Hay un modo falso, con el cual Todorov no tiene nada en común, de hablar de la calidad de la vida. Por cierto, un hombre, privado de una decente calidad de vida, puede ser reducido a una condición embrutecida; los esclavos tratados como bestias, los torturados, los hambrientos vencidos por la desnutrición, los enfermos atacados por males horribles y destructivos son menos agradables, menos seductores, algunas veces -deformados por los sufrimientos, por las sevicias, por la enfermedad- también menos inteligentes, menos civilizados, pero esta carencia de una aceptable calidad de vida debe inducir a tratar de dársela, de mitigar el daño que han sufrido, no a considerarlos indignos de vivir, no humanos, cantidad despreciable que puede ser ignorada, excluida de la humanidad, eliminada.
Algunas personas (como las "mujeres que cambian el mundo", de las que ha escrito Mariapia Bonanate, por dar sólo un ejemplo, afortunadamente, entre muchos) bajan a los infiernos más cenagosos para ayudar a los últimos, a los condenados de la tierra, a los hombres reducidos a basura, a recuperar la dignidad. Quizá sólo la religión sabe enfrentarse a fondo con la extrema miseria física, moral y espiritual humana: "de la piedra rechazada por los constructores -dice el Señor en la Biblia- haré la piedra angular de mi casa".

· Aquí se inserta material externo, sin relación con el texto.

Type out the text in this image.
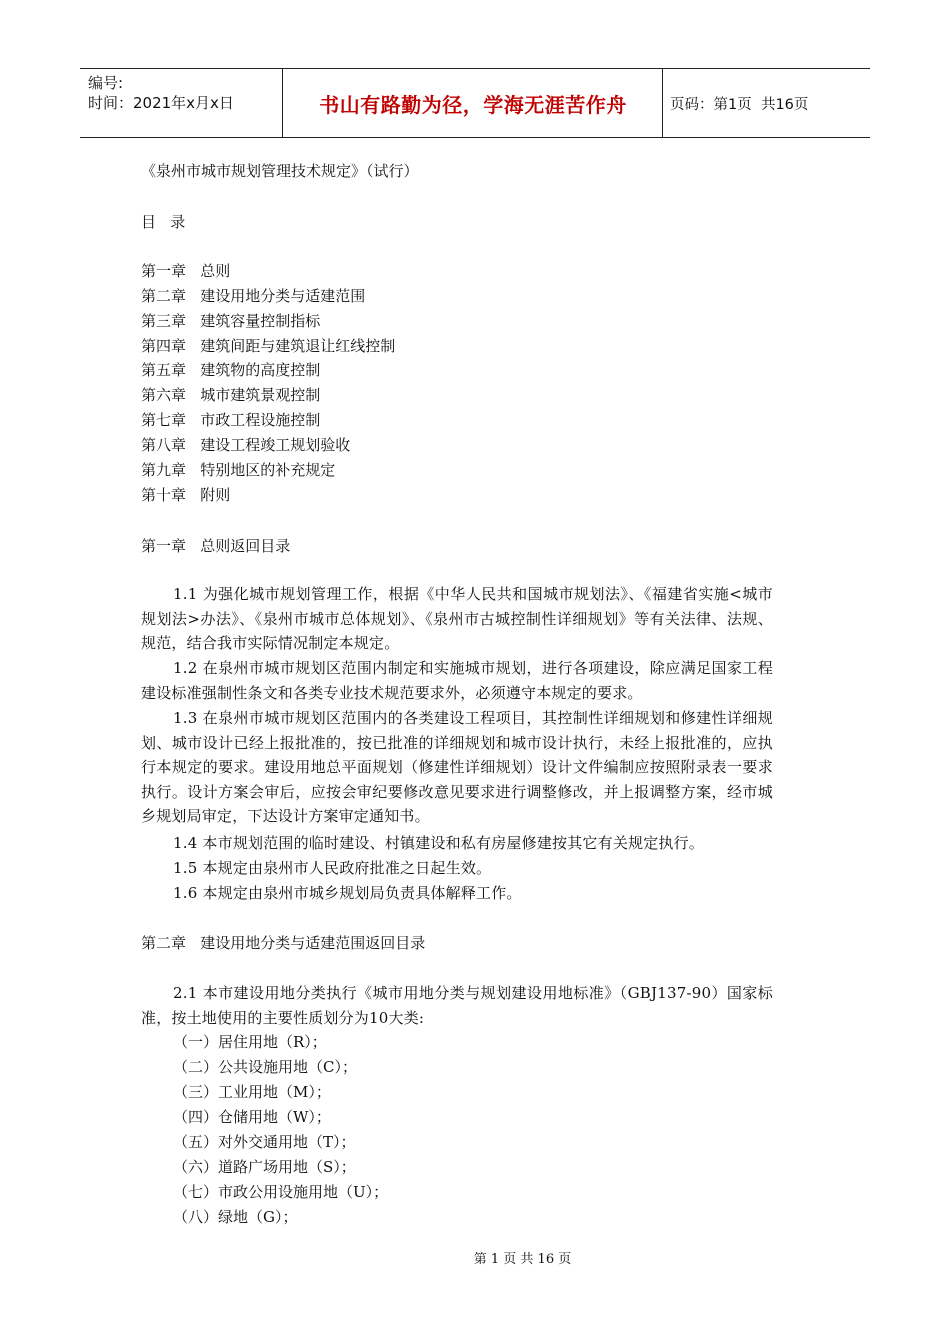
编号:
时间：2021年x月x日	书山有路勤为径，学海无涯苦作舟	页码：第1页  共16页
《泉州市城市规划管理技术规定》（试行）
目   录
第一章   总则
第二章   建设用地分类与适建范围
第三章   建筑容量控制指标
第四章   建筑间距与建筑退让红线控制
第五章   建筑物的高度控制
第六章   城市建筑景观控制
第七章   市政工程设施控制
第八章   建设工程竣工规划验收
第九章   特别地区的补充规定
第十章   附则
第一章   总则返回目录
1.1 为强化城市规划管理工作，根据《中华人民共和国城市规划法》、《福建省实施<城市规划法>办法》、《泉州市城市总体规划》、《泉州市古城控制性详细规划》等有关法律、法规、规范，结合我市实际情况制定本规定。
1.2 在泉州市城市规划区范围内制定和实施城市规划，进行各项建设，除应满足国家工程建设标准强制性条文和各类专业技术规范要求外，必须遵守本规定的要求。
1.3 在泉州市城市规划区范围内的各类建设工程项目，其控制性详细规划和修建性详细规划、城市设计已经上报批准的，按已批准的详细规划和城市设计执行，未经上报批准的，应执行本规定的要求。建设用地总平面规划（修建性详细规划）设计文件编制应按照附录表一要求执行。设计方案会审后，应按会审纪要修改意见要求进行调整修改，并上报调整方案，经市城乡规划局审定，下达设计方案审定通知书。
1.4 本市规划范围的临时建设、村镇建设和私有房屋修建按其它有关规定执行。
1.5 本规定由泉州市人民政府批准之日起生效。
1.6 本规定由泉州市城乡规划局负责具体解释工作。
第二章   建设用地分类与适建范围返回目录
2.1 本市建设用地分类执行《城市用地分类与规划建设用地标准》（GBJ137-90）国家标准，按土地使用的主要性质划分为10大类:
（一）居住用地（R）；
（二）公共设施用地（C）；
（三）工业用地（M）；
（四）仓储用地（W）；
（五）对外交通用地（T）；
（六）道路广场用地（S）；
（七）市政公用设施用地（U）；
（八）绿地（G）；
第 1 页 共 16 页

Nosotros, seres mediocres, no estamos llamados a esas empresas heroicas, pero siempre podemos, de todos modos, proporcionar algún alivio modesto, aunque no inútil. Deber y placer se titula el fascinante libro-entrevista de Todorov y Catherine Portevin; nosotros, que precisamente amamos no los sacrificios y las promesas, sino los placeres, tenemos el deber de procurar estos últimos, en los límites de lo posible, a los seres humanos que han sido más defraudados.